Honestly, I hate to think of myself as blind. I like to think that I know what my life is going to look like and think that I have a great plan for myself. It's a pride issue. A big one! I like to think that I can see what will turn darkness into light in my life. I like to think that I have the ability to make rough places smooth in my own strength. Well, if I'm blind to what is going to happen a minute from now, how I can I possibly know how to go about my life in a manner that I think is what God wants for me unless I'm giving over my pride and admitting that I'm blind and need Him to guide me?

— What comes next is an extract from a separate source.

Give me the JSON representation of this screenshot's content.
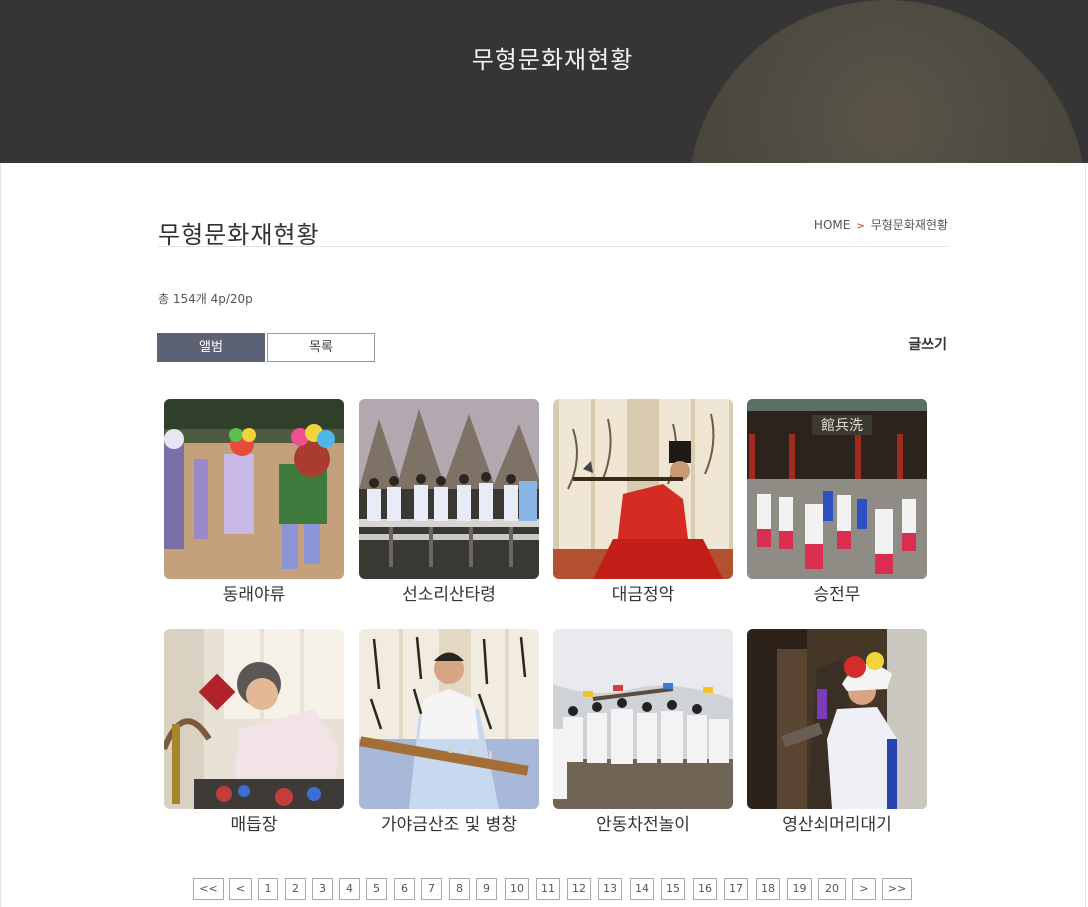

This concept of blindness is nothing new for me. It's been something God has been revealing to me over and over for the past year, yet I'm so quick to forget. I even have that verse as a sticky note on my computer and forget even still. It's not just admitting that I can't see. I can do that. The big thing is saying "I can't see and I need you to lead me, Father." Then I think to myself, "Why is it easy to ask my earthly father for direction, for guidance, for help, yet so often unwilling to ask my Heavenly Father?" It's silly. With an all-knowing, all-loving, all-gracious Father, why would I not want Him to guide my steps and make these rough places smooth?
Pride.
C.S. Lewis calls this "the great sin." My Father just wants me to know Him. He wants to give Himself to me. In order to become humble, to be joined closer to the Lord, we must admit that we are proud. That is step number one. What comes after that, I'm sure, is a glorious journey in which the Father is leading His child through this mess of life, making it smooth. Not necessarily easy by any means, but He promises He will not forsake us. Will you admit with me that you're blind and proud? Let's humble ourselves before the Lord and ask Him to guide us in life, depending on Him fully to lead us. God will not let His children out of His hand.